Die Ausschreibung von Fahndungen dieser Art über Interpol gehört mittlerweile zum Werkzeugkasten autoritärer Regime. Und das ist der Punkt, an dem es sehr kompliziert wird. Es war Stephen Kavanagh, der Exekutiv-Direktor von Interpol selbst, der vor der Konferenz Folgendes sagte: »In einer konfliktreichen Welt wie heute wäre es wohl unmöglich, Interpol zu gründen. Wir wollen aber dafür sorgen, dass die Welt zumindest bei der Strafverfolgung zusammenhält.« Allerdings mangelt es selbst auf diesem ohnehin schon umstrittenen Feld nicht an Eisbergen, die es zu umschiffen gilt. Und so wirkt die sehr allgemein gehaltene Rhetorik vor dem Treffen wie ein Rettungsanker in an sich längst unschiffbar vereisten Gewässern.

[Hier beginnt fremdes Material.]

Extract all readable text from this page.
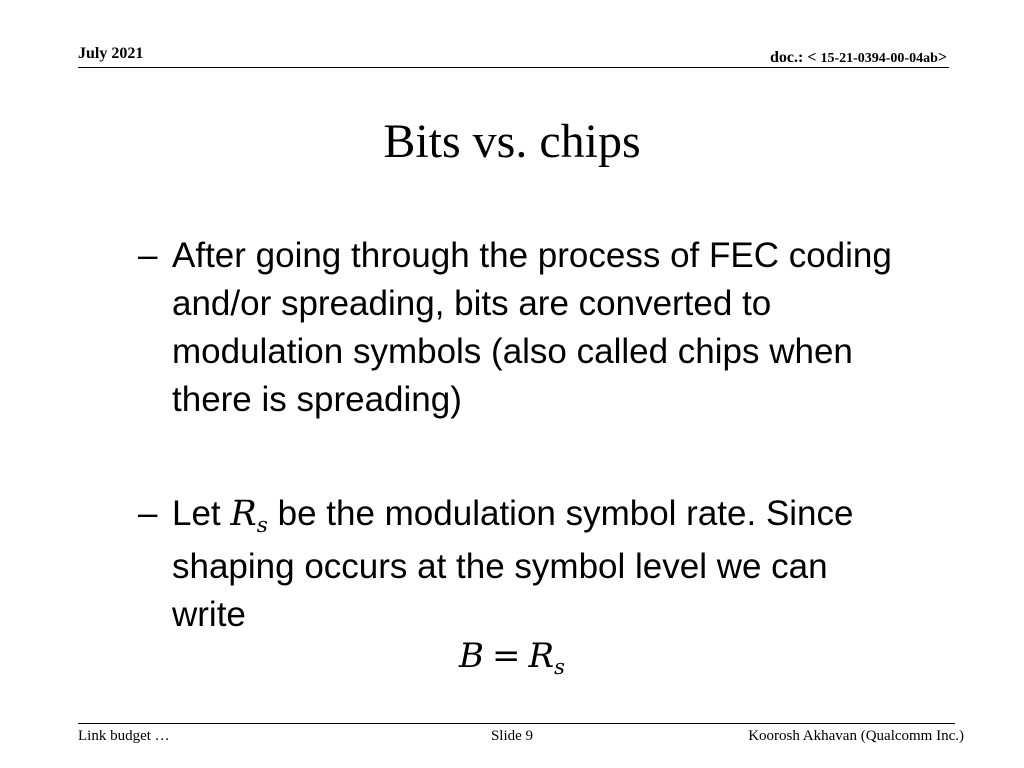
July 2021	doc.: < 15-21-0394-00-04ab>
Bits vs. chips
– After going through the process of FEC coding and/or spreading, bits are converted to modulation symbols (also called chips when there is spreading)
– Let Rs be the modulation symbol rate. Since shaping occurs at the symbol level we can write
B = Rs
Link budget …	Slide 9	Koorosh Akhavan (Qualcomm Inc.)
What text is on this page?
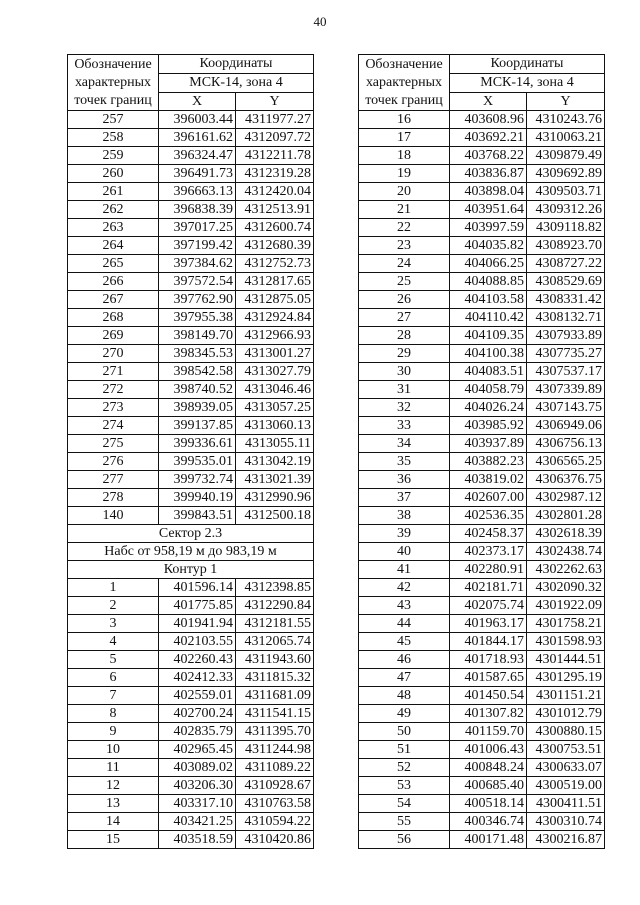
40
Обозначение
характерных
точек границ	Координаты	
	МСК-14, зона 4	
	X	Y
257	396003.44	4311977.27
258	396161.62	4312097.72
259	396324.47	4312211.78
260	396491.73	4312319.28
261	396663.13	4312420.04
262	396838.39	4312513.91
263	397017.25	4312600.74
264	397199.42	4312680.39
265	397384.62	4312752.73
266	397572.54	4312817.65
267	397762.90	4312875.05
268	397955.38	4312924.84
269	398149.70	4312966.93
270	398345.53	4313001.27
271	398542.58	4313027.79
272	398740.52	4313046.46
273	398939.05	4313057.25
274	399137.85	4313060.13
275	399336.61	4313055.11
276	399535.01	4313042.19
277	399732.74	4313021.39
278	399940.19	4312990.96
140	399843.51	4312500.18
Сектор 2.3		
Набс от 958,19 м до 983,19 м		
Контур 1		
1	401596.14	4312398.85
2	401775.85	4312290.84
3	401941.94	4312181.55
4	402103.55	4312065.74
5	402260.43	4311943.60
6	402412.33	4311815.32
7	402559.01	4311681.09
8	402700.24	4311541.15
9	402835.79	4311395.70
10	402965.45	4311244.98
11	403089.02	4311089.22
12	403206.30	4310928.67
13	403317.10	4310763.58
14	403421.25	4310594.22
15	403518.59	4310420.86
Обозначение
характерных
точек границ	Координаты	
	МСК-14, зона 4	
	X	Y
16	403608.96	4310243.76
17	403692.21	4310063.21
18	403768.22	4309879.49
19	403836.87	4309692.89
20	403898.04	4309503.71
21	403951.64	4309312.26
22	403997.59	4309118.82
23	404035.82	4308923.70
24	404066.25	4308727.22
25	404088.85	4308529.69
26	404103.58	4308331.42
27	404110.42	4308132.71
28	404109.35	4307933.89
29	404100.38	4307735.27
30	404083.51	4307537.17
31	404058.79	4307339.89
32	404026.24	4307143.75
33	403985.92	4306949.06
34	403937.89	4306756.13
35	403882.23	4306565.25
36	403819.02	4306376.75
37	402607.00	4302987.12
38	402536.35	4302801.28
39	402458.37	4302618.39
40	402373.17	4302438.74
41	402280.91	4302262.63
42	402181.71	4302090.32
43	402075.74	4301922.09
44	401963.17	4301758.21
45	401844.17	4301598.93
46	401718.93	4301444.51
47	401587.65	4301295.19
48	401450.54	4301151.21
49	401307.82	4301012.79
50	401159.70	4300880.15
51	401006.43	4300753.51
52	400848.24	4300633.07
53	400685.40	4300519.00
54	400518.14	4300411.51
55	400346.74	4300310.74
56	400171.48	4300216.87
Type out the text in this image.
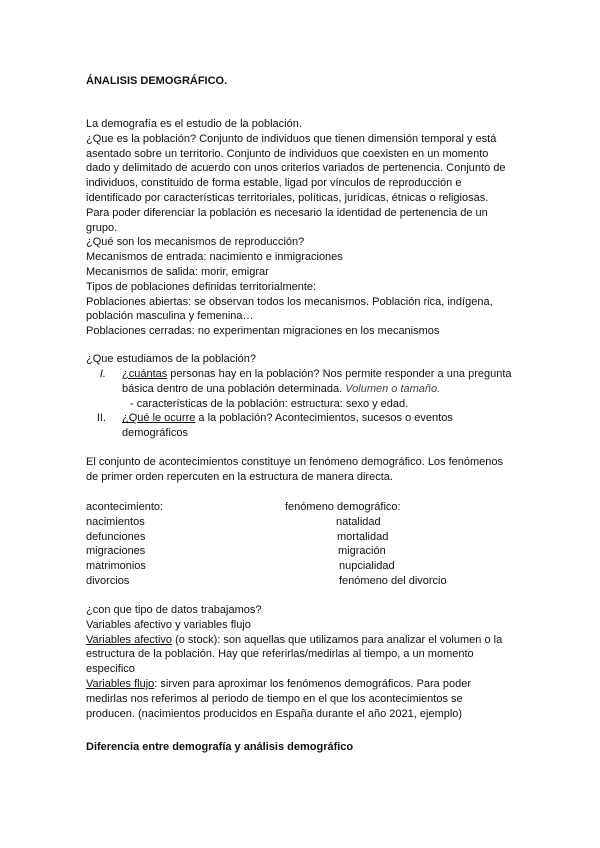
ÁNALISIS DEMOGRÁFICO.

La demografía es el estudio de la población.

¿Que es la población? Conjunto de individuos que tienen dimensión temporal y está

asentado sobre un territorio. Conjunto de individuos que coexisten en un momento

dado y delimitado de acuerdo con unos criterios variados de pertenencia. Conjunto de

individuos, constituido de forma estable, ligad por vínculos de reproducción e

identificado por características territoriales, políticas, jurídicas, étnicas o religiosas.

Para poder diferenciar la población es necesario la identidad de pertenencia de un

grupo.

¿Qué son los mecanismos de reproducción?

Mecanismos de entrada: nacimiento e inmigraciones

Mecanismos de salida: morir, emigrar

Tipos de poblaciones definidas territorialmente:

Poblaciones abiertas: se observan todos los mecanismos. Población rica, indígena,

población masculina y femenina…

Poblaciones cerradas: no experimentan migraciones en los mecanismos

¿Que estudiamos de la población?

I. ¿cuántas personas hay en la población? Nos permite responder a una pregunta
básica dentro de una población determinada. Volumen o tamaño.
- características de la población: estructura: sexo y edad.
II. ¿Qué le ocurre a la población? Acontecimientos, sucesos o eventos
demográficos

El conjunto de acontecimientos constituye un fenómeno demográfico. Los fenómenos

de primer orden repercuten en la estructura de manera directa.

acontecimiento:	fenómeno demográfico:
nacimientos	natalidad
defunciones	mortalidad
migraciones	migración
matrimonios	nupcialidad
divorcios	fenómeno del divorcio

¿con que tipo de datos trabajamos?

Variables afectivo y variables flujo

Variables afectivo (o stock): son aquellas que utilizamos para analizar el volumen o la

estructura de la población. Hay que referirlas/medirlas al tiempo, a un momento

especifico

Variables flujo: sirven para aproximar los fenómenos demográficos. Para poder

medirlas nos referimos al periodo de tiempo en el que los acontecimientos se

producen. (nacimientos producidos en España durante el año 2021, ejemplo)

Diferencia entre demografía y análisis demográfico
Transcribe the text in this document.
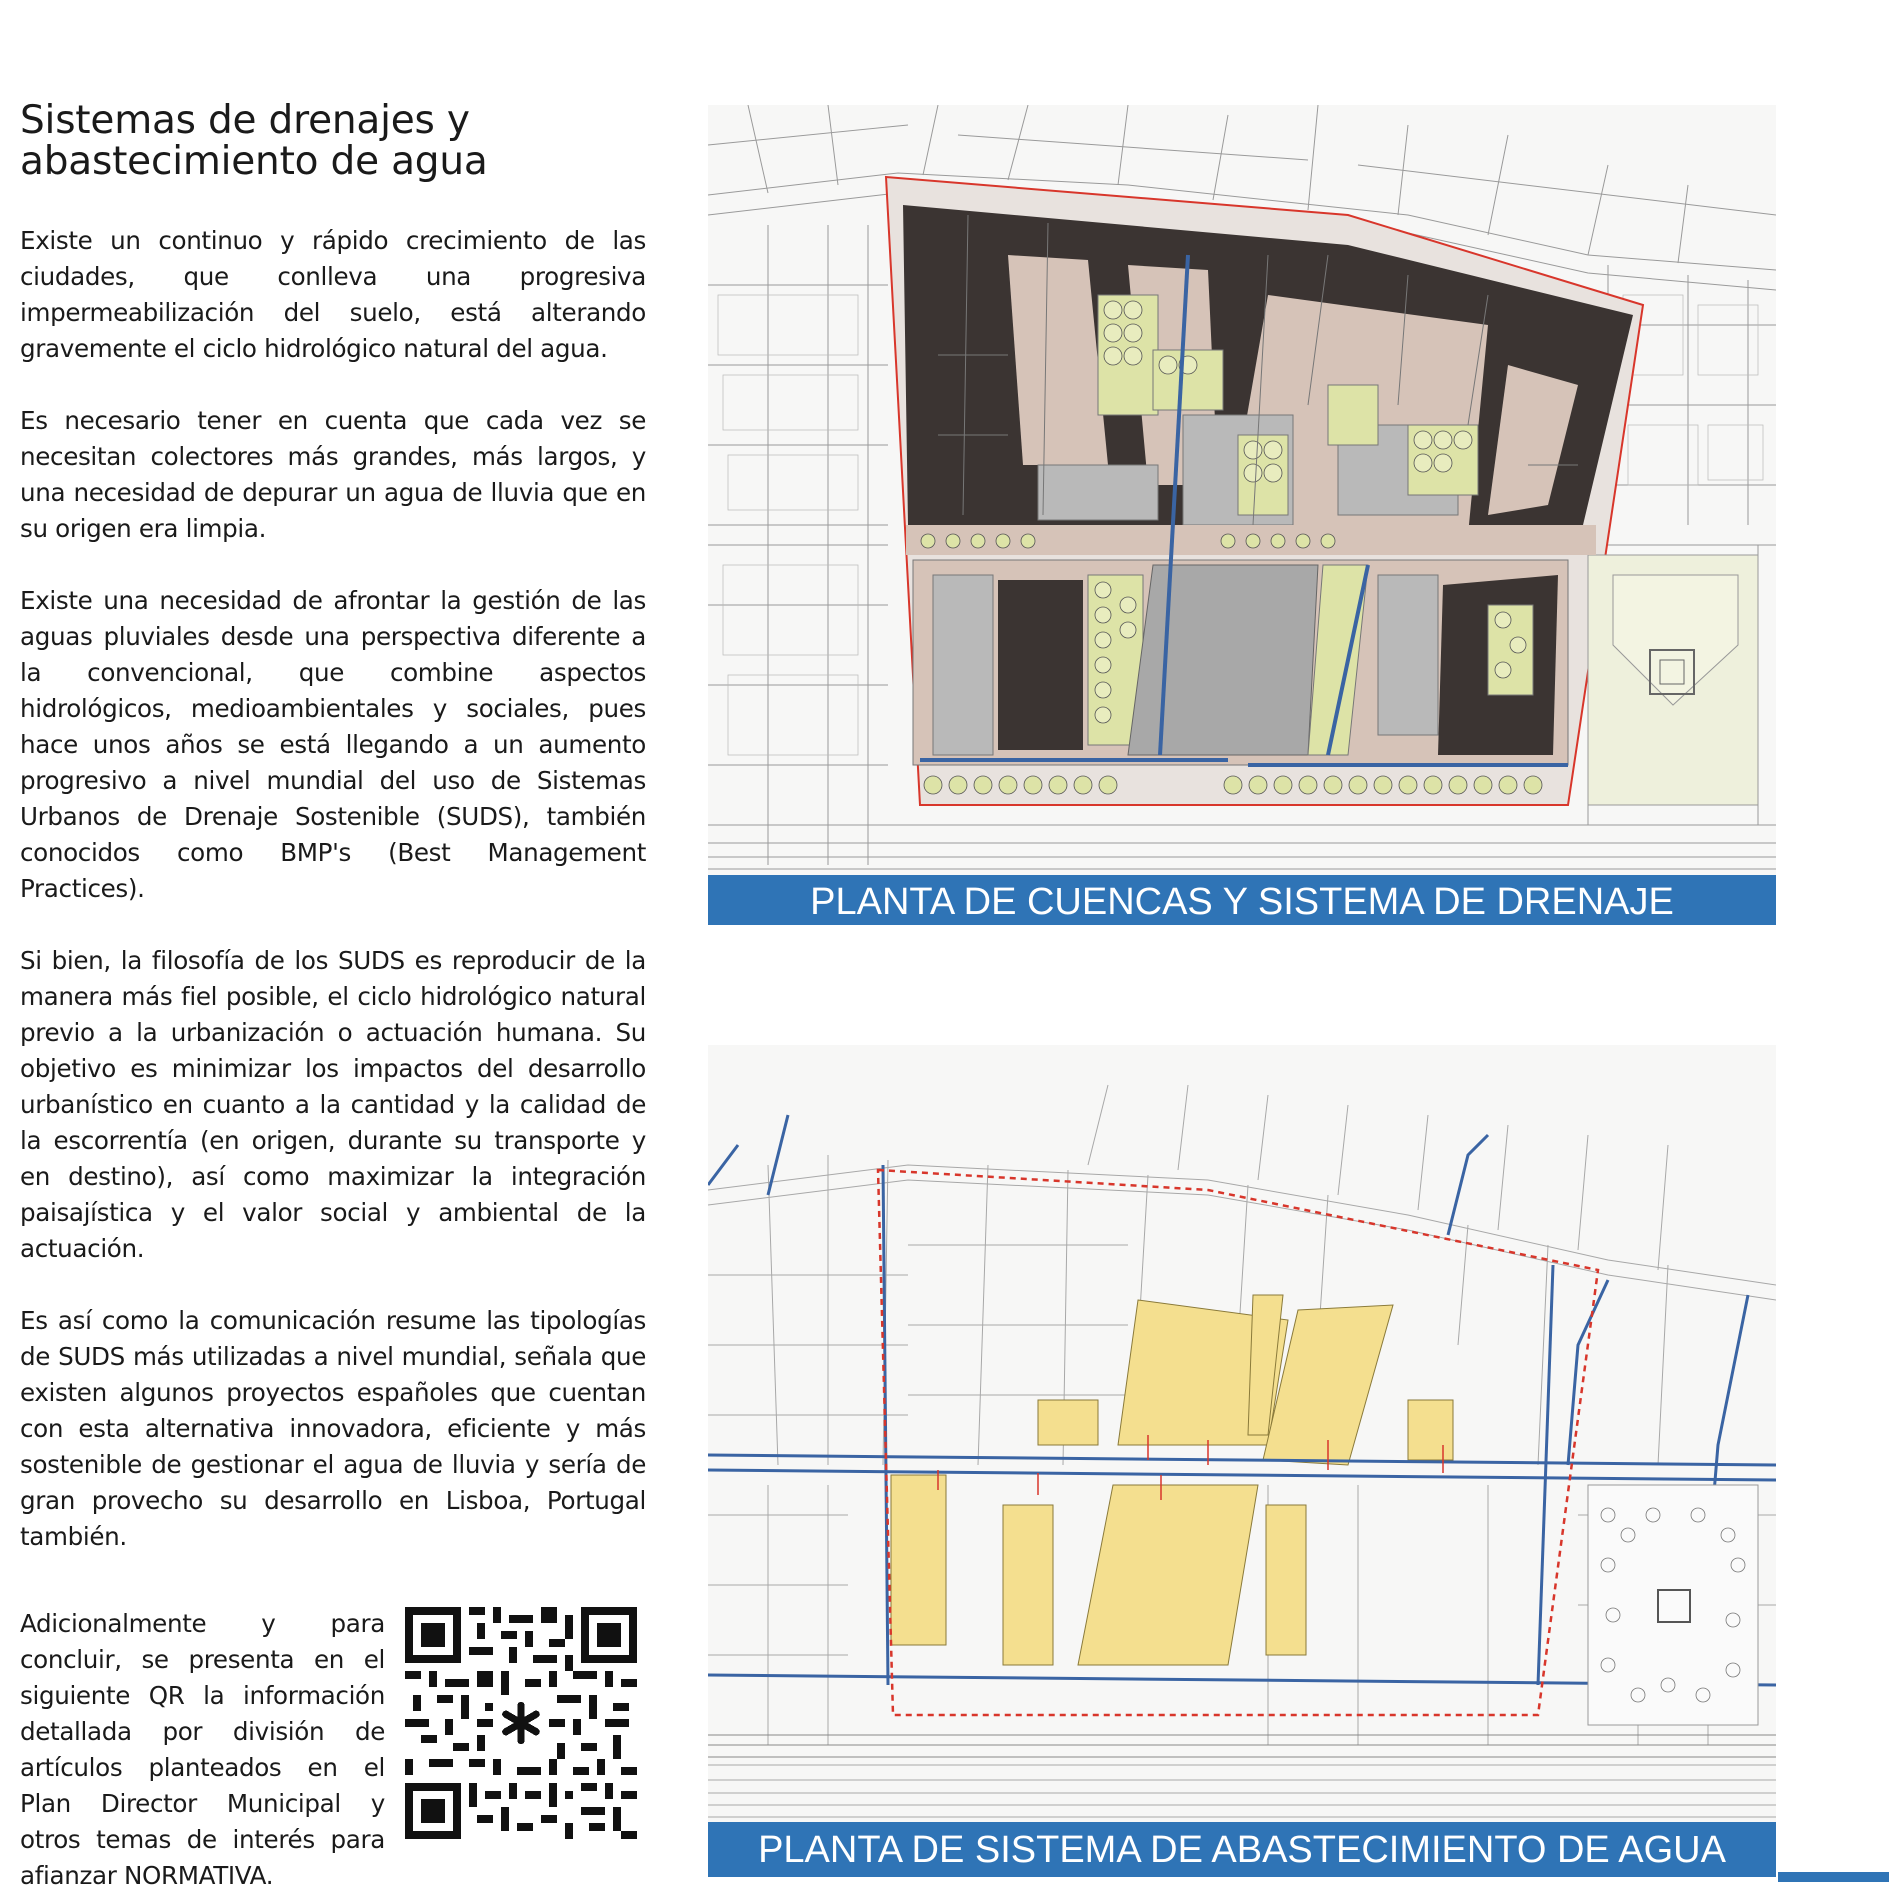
Sistemas de drenajes y
abastecimiento de agua

Existe un continuo y rápido crecimiento de las ciudades, que conlleva una progresiva impermeabilización del suelo, está alterando gravemente el ciclo hidrológico natural del agua.

Es necesario tener en cuenta que cada vez se necesitan colectores más grandes, más largos, y una necesidad de depurar un agua de lluvia que en su origen era limpia.

Existe una necesidad de afrontar la gestión de las aguas pluviales desde una perspectiva diferente a la convencional, que combine aspectos hidrológicos, medioambientales y sociales, pues hace unos años se está llegando a un aumento progresivo a nivel mundial del uso de Sistemas Urbanos de Drenaje Sostenible (SUDS), también conocidos como BMP's (Best Management Practices).

Si bien, la filosofía de los SUDS es reproducir de la manera más fiel posible, el ciclo hidrológico natural previo a la urbanización o actuación humana. Su objetivo es minimizar los impactos del desarrollo urbanístico en cuanto a la cantidad y la calidad de la escorrentía (en origen, durante su transporte y en destino), así como maximizar la integración paisajística y el valor social y ambiental de la actuación.

Es así como la comunicación resume las tipologías de SUDS más utilizadas a nivel mundial, señala que existen algunos proyectos españoles que cuentan con esta alternativa innovadora, eficiente y más sostenible de gestionar el agua de lluvia y sería de gran provecho su desarrollo en Lisboa, Portugal también.

Adicionalmente y para concluir, se presenta en el siguiente QR la información detallada por división de artículos planteados en el Plan Director Municipal y otros temas de interés para afianzar NORMATIVA.

PLANTA DE CUENCAS Y SISTEMA DE DRENAJE
PLANTA DE SISTEMA DE ABASTECIMIENTO DE AGUA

Auch Jürgen Stock, Generalsekretär von Interpol, sprach vor der Konferenz etwa von der Bedeutung der Zusammenarbeit auf dem Gebiet der organisierten Kriminalität, die »das gesellschaftliche, gemeinschaftliche und geschäftliche Leben untergraben« habe.

Doch was bedeutet das konkret? Für den Kreml ist der ukrainische Staatsapparat de facto eine kriminelle Organisation. Für die Erdoğan-Regierung sind es kurdische Politiker oder Aktivisten. Für diverse autokratische Staaten sind es oppositionelle Strukturen. Es stellen sich Fragen wie: Was haben etwa ein Sicherheitsdienst aus Belarus und ein mitteleuropäischer Polizeidienst miteinander auszutauschen?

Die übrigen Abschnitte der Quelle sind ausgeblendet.